Among other things it allows to have up to 256 transactions in replication at a time. But it in no way compromises synchronous guarantee. For reference see Galera wiki
What do we have here, in order of appearance:
- Stock MariaDB with
innodb_flush_log_on_trx_commit=1as an alternative to synchronous replication.
- Single MariaDB/Galera node, which normally should not be run alone, but it serves as a reference point for master/slave configuration performance. I.e. "how much slower do we get?".
- 2-node master/slave cluster in the same eu-west accessibility zone.
- 2-node master/slave cluster between eu-west (Ireland) and us-east (Virginia) zones.
- 3-node master/salve cluster with 1 slave in eu-west and another in us-east.
- 2-node multi-master cluster in the eu-west zone for reference.
- 2 eu-west master nodes + 1 us-east slave — how does adding a transcontinental slave affect multi-master performance?

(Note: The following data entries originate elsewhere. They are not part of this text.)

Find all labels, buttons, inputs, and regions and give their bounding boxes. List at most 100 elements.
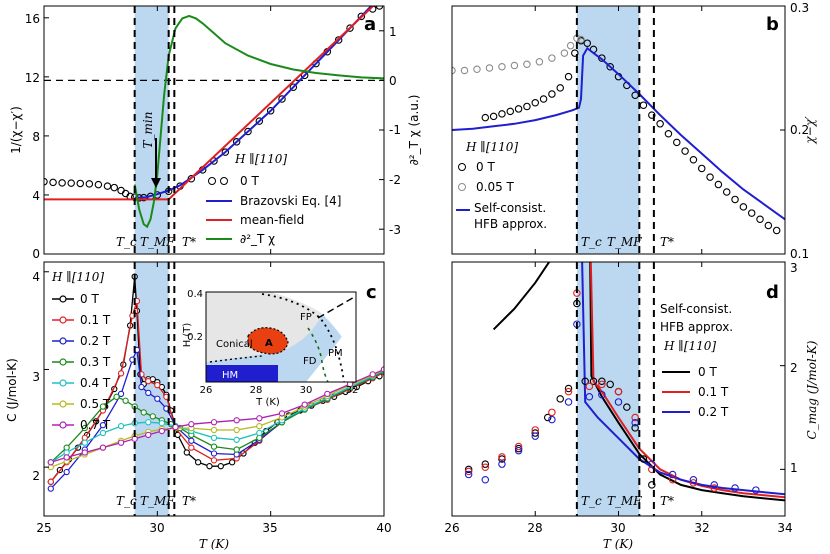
inset-ytick-04: 0.4 [187, 289, 203, 300]
point-c-6-9 [188, 421, 195, 428]
tmin-label: T_min [141, 112, 155, 149]
point-a-0-4 [76, 179, 85, 188]
point-d-5-12 [648, 460, 656, 468]
point-c-4-2 [81, 439, 88, 446]
point-c-3-8 [149, 413, 156, 420]
legend-c: H ∥[110] 0 T 0.1 T 0.2 T 0.3 T 0.4 T 0.5… [51, 270, 111, 432]
point-b-1-2 [473, 65, 481, 73]
point-b-0-5 [523, 102, 531, 111]
point-d-5-8 [585, 393, 594, 401]
shaded-band-d [576, 262, 640, 516]
point-d-3-9 [581, 377, 589, 385]
panel-a-plot [44, 6, 384, 254]
a-tmf-label: T_MF [140, 235, 175, 249]
point-d-5-13 [668, 470, 677, 479]
legend-b-label-0: 0 T [476, 160, 495, 174]
point-b-1-1 [460, 66, 469, 75]
a-ytick-4: 4 [32, 189, 40, 203]
inset-boundary-fp [261, 293, 345, 382]
point-b-0-36 [772, 226, 781, 235]
point-d-5-0 [464, 470, 473, 479]
legend-d-label-1: 0.1 T [698, 385, 729, 399]
point-b-0-9 [556, 84, 564, 92]
point-c-6-3 [99, 444, 107, 451]
point-b-1-4 [498, 63, 506, 71]
legend-a-label-0: 0 T [240, 174, 259, 188]
legend-a-label-2: mean-field [240, 213, 304, 227]
panel-label-c: c [366, 282, 377, 303]
inset-region-conical: Conical [216, 339, 253, 350]
series-d-1-line [589, 262, 785, 499]
point-d-5-15 [710, 481, 718, 489]
d-ytick-3: 3 [790, 261, 798, 275]
point-c-4-6 [145, 419, 152, 426]
phase-diagram-inset: FP Conical PM A FD HM 26 28 30 32 T (K) … [182, 289, 358, 408]
point-d-3-14 [623, 403, 631, 411]
point-d-5-4 [531, 432, 539, 440]
d-tstar-label: T* [660, 494, 674, 508]
legend-d: Self-consist. HFB approx. H ∥[110] 0 T 0… [660, 302, 733, 419]
a-ytick-16: 16 [25, 12, 40, 26]
point-a-0-22 [221, 148, 230, 156]
panel-b-background [576, 6, 640, 254]
point-c-3-3 [99, 403, 107, 410]
a-y2tick-m3: -3 [389, 223, 401, 237]
point-a-0-5 [85, 180, 94, 188]
point-c-6-0 [47, 459, 54, 466]
point-c-3-2 [81, 424, 88, 432]
point-c-6-15 [324, 390, 331, 398]
point-b-0-2 [498, 110, 506, 118]
point-d-3-6 [556, 395, 564, 403]
legend-c-marker-4 [59, 379, 67, 387]
legend-b-label-2: Self-consist. [474, 201, 546, 215]
point-d-3-5 [543, 413, 552, 422]
point-c-1-9 [154, 381, 161, 389]
inset-region-a: A [265, 338, 273, 349]
point-c-1-12 [188, 444, 195, 451]
panel-b-plot [452, 6, 785, 254]
point-c-6-17 [369, 371, 376, 378]
point-c-2-8 [145, 389, 152, 397]
inset-region-fp: FP [300, 312, 312, 323]
legend-c-marker-2 [59, 337, 67, 345]
point-c-5-10 [210, 426, 218, 434]
point-b-0-34 [756, 215, 764, 224]
legend-c-marker-1 [59, 316, 67, 324]
d-ytick-2: 2 [790, 361, 798, 375]
c-xtick-25: 25 [36, 521, 51, 535]
point-b-0-33 [747, 209, 756, 217]
panel-a-frame [43, 5, 385, 255]
point-d-3-11 [598, 377, 606, 385]
inset-pm-region [306, 318, 356, 382]
legend-d-line-0: Self-consist. [660, 302, 732, 316]
c-ytick-2: 2 [32, 469, 40, 483]
series-d-0-line [492, 262, 785, 502]
c-tc-label: T_c [116, 494, 137, 508]
c-tstar-label: T* [182, 494, 196, 508]
point-b-1-6 [523, 60, 531, 69]
point-d-5-5 [548, 415, 556, 424]
point-c-2-13 [210, 450, 218, 457]
legend-c-marker-0 [59, 295, 67, 303]
c-xlabel: T (K) [199, 537, 229, 551]
point-d-3-17 [648, 481, 656, 489]
legend-a-marker-0b [220, 177, 228, 185]
point-d-4-15 [710, 484, 718, 492]
point-b-0-16 [606, 63, 614, 71]
point-b-0-23 [664, 129, 673, 138]
point-c-4-12 [256, 429, 263, 437]
point-c-6-11 [233, 417, 240, 424]
inset-fd-region [206, 292, 356, 382]
a-ytick-8: 8 [32, 130, 40, 144]
b-tstar-label: T* [660, 235, 674, 249]
point-c-4-4 [117, 422, 125, 430]
legend-a-title: H ∥[110] [234, 152, 287, 166]
series-d-2-line [581, 262, 785, 496]
point-c-3-4 [113, 393, 120, 400]
point-b-0-32 [739, 203, 748, 211]
point-c-6-1 [63, 454, 70, 461]
point-b-0-6 [531, 98, 539, 107]
c-tmf-label: T_MF [140, 494, 175, 508]
point-c-6-12 [256, 415, 263, 422]
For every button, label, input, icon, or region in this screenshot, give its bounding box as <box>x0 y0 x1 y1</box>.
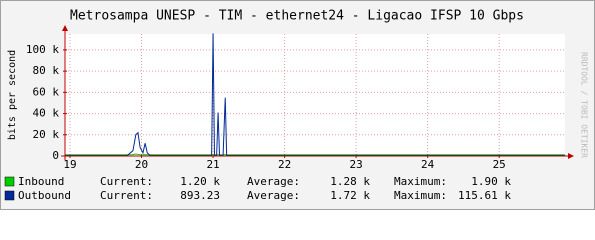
x-tick-label: 22 <box>278 158 291 171</box>
y-tick-label: 40 k <box>33 107 60 120</box>
x-tick-label: 19 <box>63 158 76 171</box>
x-tick-label: 25 <box>493 158 506 171</box>
stat-value: 893.23 <box>180 189 220 202</box>
x-tick-label: 20 <box>135 158 148 171</box>
stat-value: 115.61 k <box>458 189 511 202</box>
series-line <box>65 33 565 156</box>
y-tick-label: 60 k <box>33 85 60 98</box>
x-tick-label: 24 <box>421 158 435 171</box>
stat-label: Maximum: <box>394 189 447 202</box>
stat-label: Current: <box>100 189 153 202</box>
y-tick-label: 20 k <box>33 128 60 141</box>
stat-label: Maximum: <box>394 175 447 188</box>
page: Metrosampa UNESP - TIM - ethernet24 - Li… <box>0 0 595 210</box>
legend-swatch <box>4 190 15 201</box>
stat-label: Current: <box>100 175 153 188</box>
stat-label: Average: <box>247 189 300 202</box>
y-tick-label: 0 <box>52 149 59 162</box>
stat-label: Average: <box>247 175 300 188</box>
stat-value: 1.90 k <box>471 175 511 188</box>
y-axis-label: bits per second <box>7 50 18 140</box>
watermark: RRDTOOL / TOBI OETIKER <box>580 52 589 158</box>
y-tick-label: 100 k <box>26 43 59 56</box>
legend-swatch <box>4 176 15 187</box>
chart: Metrosampa UNESP - TIM - ethernet24 - Li… <box>0 0 595 210</box>
y-axis-arrow <box>62 25 68 31</box>
stat-value: 1.20 k <box>180 175 220 188</box>
x-tick-label: 23 <box>350 158 363 171</box>
legend-label: Inbound <box>18 175 64 188</box>
stat-value: 1.72 k <box>330 189 370 202</box>
legend-label: Outbound <box>18 189 71 202</box>
x-tick-label: 21 <box>206 158 219 171</box>
x-axis-arrow <box>568 153 574 159</box>
chart-title: Metrosampa UNESP - TIM - ethernet24 - Li… <box>70 9 524 24</box>
stat-value: 1.28 k <box>330 175 370 188</box>
plot-area <box>65 34 565 156</box>
y-tick-label: 80 k <box>33 64 60 77</box>
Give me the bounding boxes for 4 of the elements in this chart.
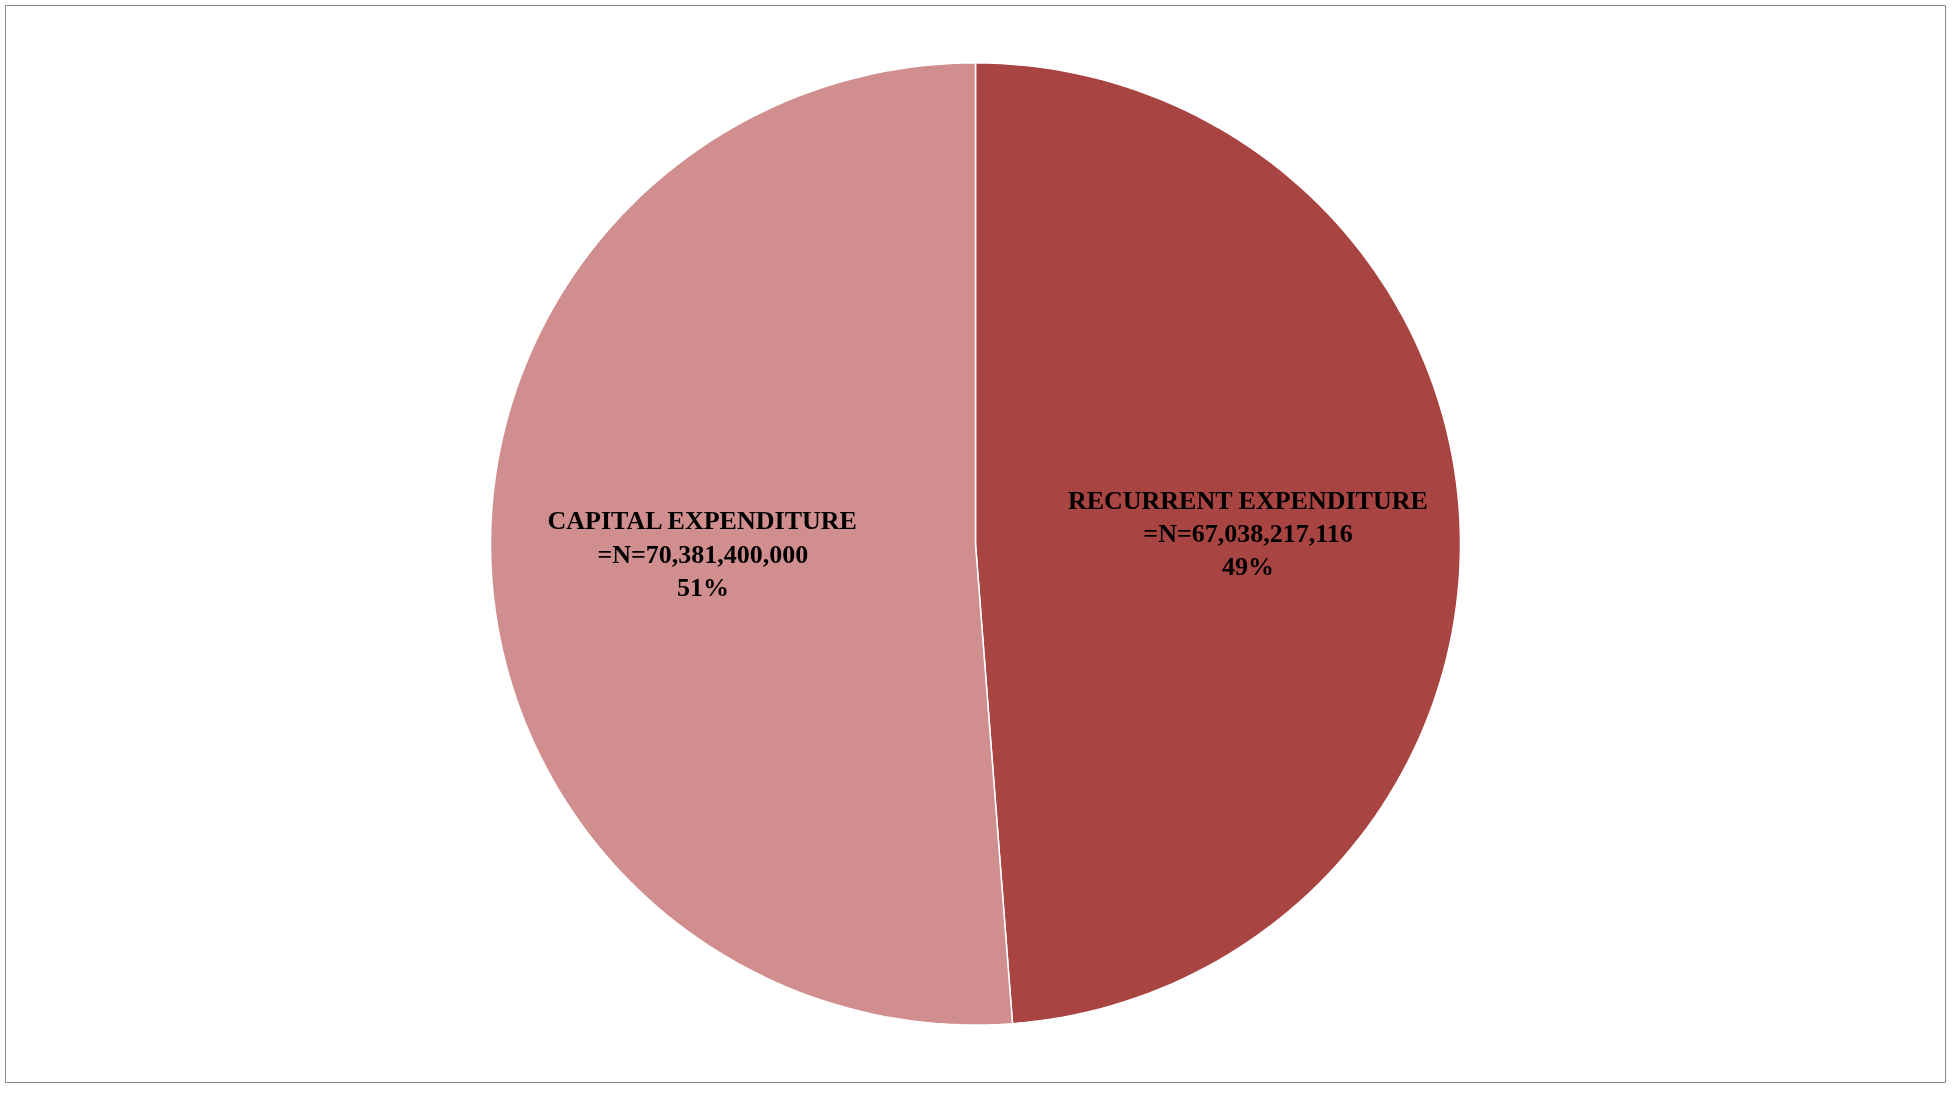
data-label: =N=67,038,217,116 49%	[1143, 519, 1353, 582]
slice-label: CAPITAL EXPENDITURE	[547, 506, 857, 536]
data-label: =N=70,381,400,000 51%	[597, 539, 809, 603]
slice-label: RECURRENT EXPENDITURE	[1067, 485, 1428, 515]
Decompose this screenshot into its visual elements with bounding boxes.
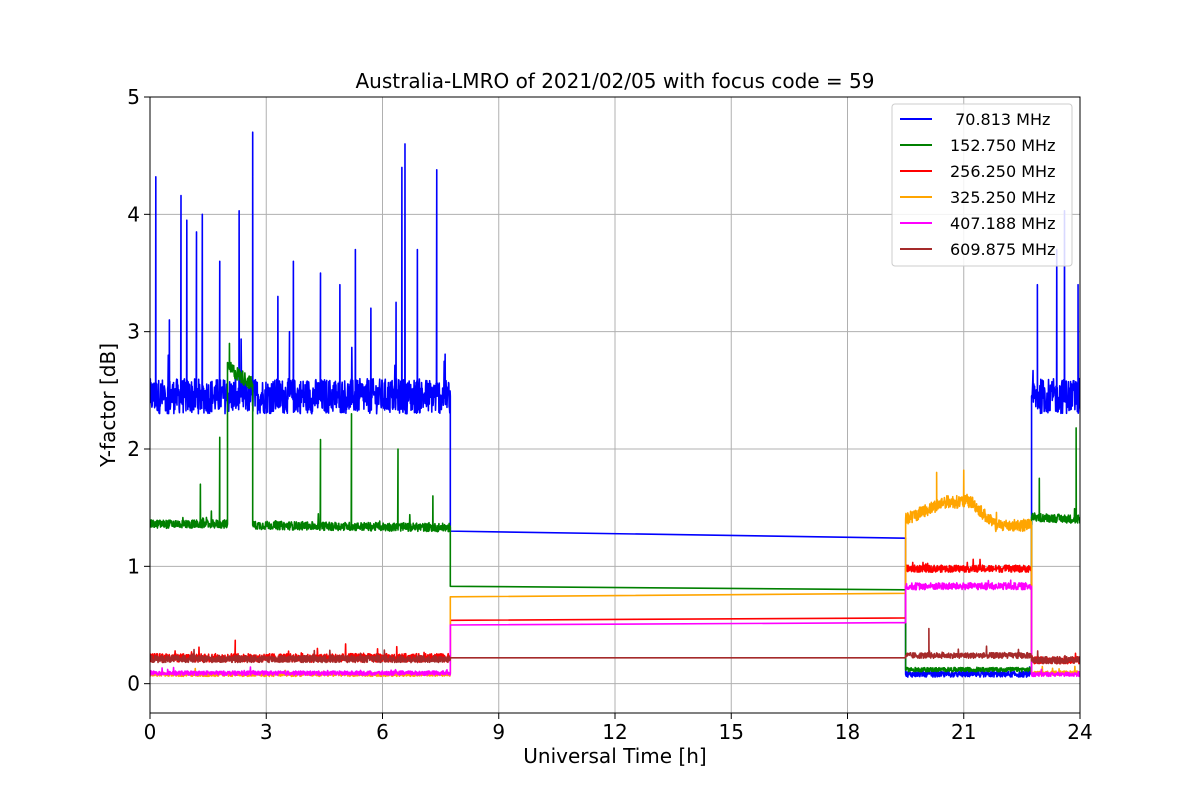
x-tick-label: 24 [1067, 720, 1092, 744]
y-tick-label: 2 [127, 437, 140, 461]
chart-title: Australia-LMRO of 2021/02/05 with focus … [355, 69, 874, 93]
x-tick-label: 9 [492, 720, 505, 744]
x-tick-label: 21 [951, 720, 976, 744]
legend-entry: 70.813 MHz [950, 110, 1050, 129]
series-layer [150, 131, 1080, 678]
y-tick-label: 4 [127, 202, 140, 226]
y-tick-label: 3 [127, 320, 140, 344]
x-axis-label: Universal Time [h] [523, 744, 706, 768]
series-line [150, 342, 1080, 673]
legend: 70.813 MHz 152.750 MHz 256.250 MHz 325.250 … [891, 103, 1073, 267]
x-tick-label: 12 [602, 720, 627, 744]
x-tick-label: 0 [144, 720, 157, 744]
y-tick-label: 0 [127, 672, 140, 696]
x-tick-label: 15 [719, 720, 744, 744]
series-line [150, 627, 1080, 665]
legend-entry: 256.250 MHz [950, 162, 1055, 181]
y-tick-label: 5 [127, 85, 140, 109]
x-tick-label: 18 [835, 720, 860, 744]
x-tick-label: 6 [376, 720, 389, 744]
series-line [150, 579, 1080, 678]
y-axis-label: Y-factor [dB] [96, 343, 120, 468]
legend-entry: 407.188 MHz [950, 214, 1055, 233]
legend-entry: 325.250 MHz [950, 188, 1055, 207]
x-tick-label: 3 [260, 720, 273, 744]
legend-entry: 609.875 MHz [950, 240, 1055, 259]
y-tick-label: 1 [127, 554, 140, 578]
legend-entry: 152.750 MHz [950, 136, 1055, 155]
legend-box [891, 103, 1073, 267]
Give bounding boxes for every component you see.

- eu-west client connects to standalone us-east server directly. Just to see if we need this WAN replication at all.
A blowup of the most interesting part:
And since we're especially concerned with transaction latencies here, here's the latency profile at 32 threads. Just to see it tad clearer how bad it could be:
Well, what to say here? Synchronous replication in LAN does not really make a difference to a standalone server. Move along, nothing to see here. Except that it is so much faster than flushing logs after each commit. As for the WAN, it does add latency to transaction. Guilty as charged. Up to 90 milliseconds!
Of course we have an alternative to this slow synchronous replication: direct connection to central server across the world. The proponents of this approach are in for an exquisite fun of having several seconds latencies even on idle servers.
We can also notice an interesting property of replication latency contribution — it is only noticeable until transaction execution latency takes over. That is when master becomes saturated. However the same is not true for IO latency, because, unlike data replication, data flushing tends to monopolize the resource. That's where group commit should come in.
...with special thanks to Google docs for visual effects.